Phase contrast does not require fluorescent labels, specialised probes or additional reagents, making it a cost-effective technique for many routine imaging applications.

Compatibility with Other Imaging Techniques

Phase contrast can be combined with fluorescence microscopy, enabling researchers to visualise overall cell morphology while simultaneously imaging specific molecular targets.

Widely Applicable

Phase contrast is commonly used for imaging cultured cells, microorganisms, protozoa, embryos and other thin, transparent specimens across a wide range of biological and biomedical applications.

Limitations of Phase Contrast Microscopy

While phase contrast is a powerful technique for imaging transparent specimens, it also has several limitations that should be considered when selecting an imaging method.

Halo Artefacts

One of the most common limitations of phase contrast microscopy is the appearance of halo artefacts around specimen edges. These bright outlines can obscure fine structural details and make image interpretation more difficult.

Reduced Performance with Thick Specimens

Phase contrast performs best with thin, transparent samples. Thicker specimens can scatter light more strongly, reducing image quality and introducing unwanted artefacts.

Limited Resolution Compared to DIC

Although phase contrast provides excellent contrast, it generally offers lower image resolution and less precise edge definition than differential interference contrast (DIC) microscopy.

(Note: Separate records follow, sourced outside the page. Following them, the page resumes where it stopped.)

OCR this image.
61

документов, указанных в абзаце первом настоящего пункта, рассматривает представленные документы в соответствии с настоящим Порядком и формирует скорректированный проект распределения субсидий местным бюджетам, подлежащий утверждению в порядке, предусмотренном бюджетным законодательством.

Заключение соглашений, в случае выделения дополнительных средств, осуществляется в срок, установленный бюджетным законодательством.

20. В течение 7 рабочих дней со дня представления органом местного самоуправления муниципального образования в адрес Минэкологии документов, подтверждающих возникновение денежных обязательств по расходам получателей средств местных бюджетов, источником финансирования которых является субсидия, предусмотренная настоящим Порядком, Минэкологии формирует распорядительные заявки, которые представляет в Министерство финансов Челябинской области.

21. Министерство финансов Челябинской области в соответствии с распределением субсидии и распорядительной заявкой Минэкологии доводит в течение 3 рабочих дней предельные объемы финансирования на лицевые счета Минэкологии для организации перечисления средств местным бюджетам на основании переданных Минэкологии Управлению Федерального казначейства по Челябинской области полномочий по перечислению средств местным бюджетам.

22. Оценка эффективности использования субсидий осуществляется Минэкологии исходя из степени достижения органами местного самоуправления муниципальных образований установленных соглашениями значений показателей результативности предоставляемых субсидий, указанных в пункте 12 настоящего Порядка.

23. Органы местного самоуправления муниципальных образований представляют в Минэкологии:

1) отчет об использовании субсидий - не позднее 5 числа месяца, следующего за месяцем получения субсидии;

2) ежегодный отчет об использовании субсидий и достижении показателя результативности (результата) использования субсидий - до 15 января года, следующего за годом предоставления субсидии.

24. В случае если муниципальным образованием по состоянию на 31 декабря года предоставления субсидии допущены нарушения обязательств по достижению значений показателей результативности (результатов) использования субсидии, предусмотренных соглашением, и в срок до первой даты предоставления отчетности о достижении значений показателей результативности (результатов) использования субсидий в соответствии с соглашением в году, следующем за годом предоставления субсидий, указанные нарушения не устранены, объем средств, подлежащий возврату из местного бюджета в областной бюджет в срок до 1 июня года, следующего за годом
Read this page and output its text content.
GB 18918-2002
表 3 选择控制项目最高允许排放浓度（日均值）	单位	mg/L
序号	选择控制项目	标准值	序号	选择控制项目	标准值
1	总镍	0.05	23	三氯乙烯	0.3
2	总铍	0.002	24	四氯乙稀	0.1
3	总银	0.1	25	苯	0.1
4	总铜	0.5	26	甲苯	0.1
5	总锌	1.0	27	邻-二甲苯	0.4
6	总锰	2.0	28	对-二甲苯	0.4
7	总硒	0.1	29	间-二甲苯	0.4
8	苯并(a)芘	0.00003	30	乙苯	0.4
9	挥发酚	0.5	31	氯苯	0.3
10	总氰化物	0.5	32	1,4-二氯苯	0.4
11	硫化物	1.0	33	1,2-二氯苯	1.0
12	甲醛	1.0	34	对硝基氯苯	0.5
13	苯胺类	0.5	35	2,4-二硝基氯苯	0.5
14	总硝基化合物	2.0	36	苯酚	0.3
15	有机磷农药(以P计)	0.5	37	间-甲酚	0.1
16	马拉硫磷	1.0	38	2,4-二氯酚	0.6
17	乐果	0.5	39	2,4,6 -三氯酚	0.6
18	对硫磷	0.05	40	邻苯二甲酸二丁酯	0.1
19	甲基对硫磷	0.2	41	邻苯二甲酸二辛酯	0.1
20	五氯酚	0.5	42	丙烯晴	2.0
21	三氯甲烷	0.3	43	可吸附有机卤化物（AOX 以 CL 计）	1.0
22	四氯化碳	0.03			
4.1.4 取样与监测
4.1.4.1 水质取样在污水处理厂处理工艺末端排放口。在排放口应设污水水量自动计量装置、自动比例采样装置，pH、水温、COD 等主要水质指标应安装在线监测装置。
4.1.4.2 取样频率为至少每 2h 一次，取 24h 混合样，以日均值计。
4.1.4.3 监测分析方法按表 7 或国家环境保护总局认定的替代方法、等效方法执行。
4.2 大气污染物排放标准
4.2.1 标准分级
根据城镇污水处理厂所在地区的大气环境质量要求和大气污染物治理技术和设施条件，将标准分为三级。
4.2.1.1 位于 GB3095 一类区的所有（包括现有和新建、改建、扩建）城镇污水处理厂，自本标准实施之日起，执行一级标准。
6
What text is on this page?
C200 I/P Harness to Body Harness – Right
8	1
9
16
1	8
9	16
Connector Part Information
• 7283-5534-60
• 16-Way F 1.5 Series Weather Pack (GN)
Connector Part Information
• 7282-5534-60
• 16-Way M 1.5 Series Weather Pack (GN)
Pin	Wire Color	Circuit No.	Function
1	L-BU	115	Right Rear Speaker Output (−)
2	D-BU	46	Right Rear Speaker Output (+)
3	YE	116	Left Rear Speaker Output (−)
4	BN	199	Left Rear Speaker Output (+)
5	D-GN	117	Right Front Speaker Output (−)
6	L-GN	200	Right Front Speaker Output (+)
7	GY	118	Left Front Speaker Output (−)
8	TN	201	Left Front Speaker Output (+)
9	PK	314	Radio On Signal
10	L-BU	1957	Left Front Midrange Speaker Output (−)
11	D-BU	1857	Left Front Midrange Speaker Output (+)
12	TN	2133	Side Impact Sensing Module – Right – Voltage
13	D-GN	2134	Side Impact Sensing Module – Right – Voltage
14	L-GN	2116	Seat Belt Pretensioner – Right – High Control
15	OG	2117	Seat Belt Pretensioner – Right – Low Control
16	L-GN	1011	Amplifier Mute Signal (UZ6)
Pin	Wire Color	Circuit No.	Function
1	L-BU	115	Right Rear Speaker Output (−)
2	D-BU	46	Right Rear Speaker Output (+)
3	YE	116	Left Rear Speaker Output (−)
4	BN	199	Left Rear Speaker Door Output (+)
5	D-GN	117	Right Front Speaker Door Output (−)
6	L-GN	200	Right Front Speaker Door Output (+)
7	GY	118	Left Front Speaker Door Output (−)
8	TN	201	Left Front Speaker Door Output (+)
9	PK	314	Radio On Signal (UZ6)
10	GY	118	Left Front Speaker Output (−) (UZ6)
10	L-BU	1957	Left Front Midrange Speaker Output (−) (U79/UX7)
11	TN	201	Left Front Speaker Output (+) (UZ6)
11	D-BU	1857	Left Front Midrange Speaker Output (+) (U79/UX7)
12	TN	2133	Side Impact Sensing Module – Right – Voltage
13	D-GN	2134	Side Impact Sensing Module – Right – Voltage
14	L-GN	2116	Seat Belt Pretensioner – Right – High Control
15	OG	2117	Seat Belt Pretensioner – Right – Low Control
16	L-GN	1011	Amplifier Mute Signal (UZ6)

Quantitative Measurements Can Be Challenging

The brightness variations produced by phase contrast are related to optical path length rather than directly representing physical structures, which can make quantitative image analysis more difficult.

Specialised Optical Components Required

Phase contrast microscopy requires dedicated condenser annuli and phase objectives that must be correctly matched and aligned to achieve optimal image quality.

Not Suitable for All Samples

Highly scattering, strongly absorbing or very thick specimens may be better imaged using alternative contrast techniques such as DIC, fluorescence microscopy or confocal microscopy.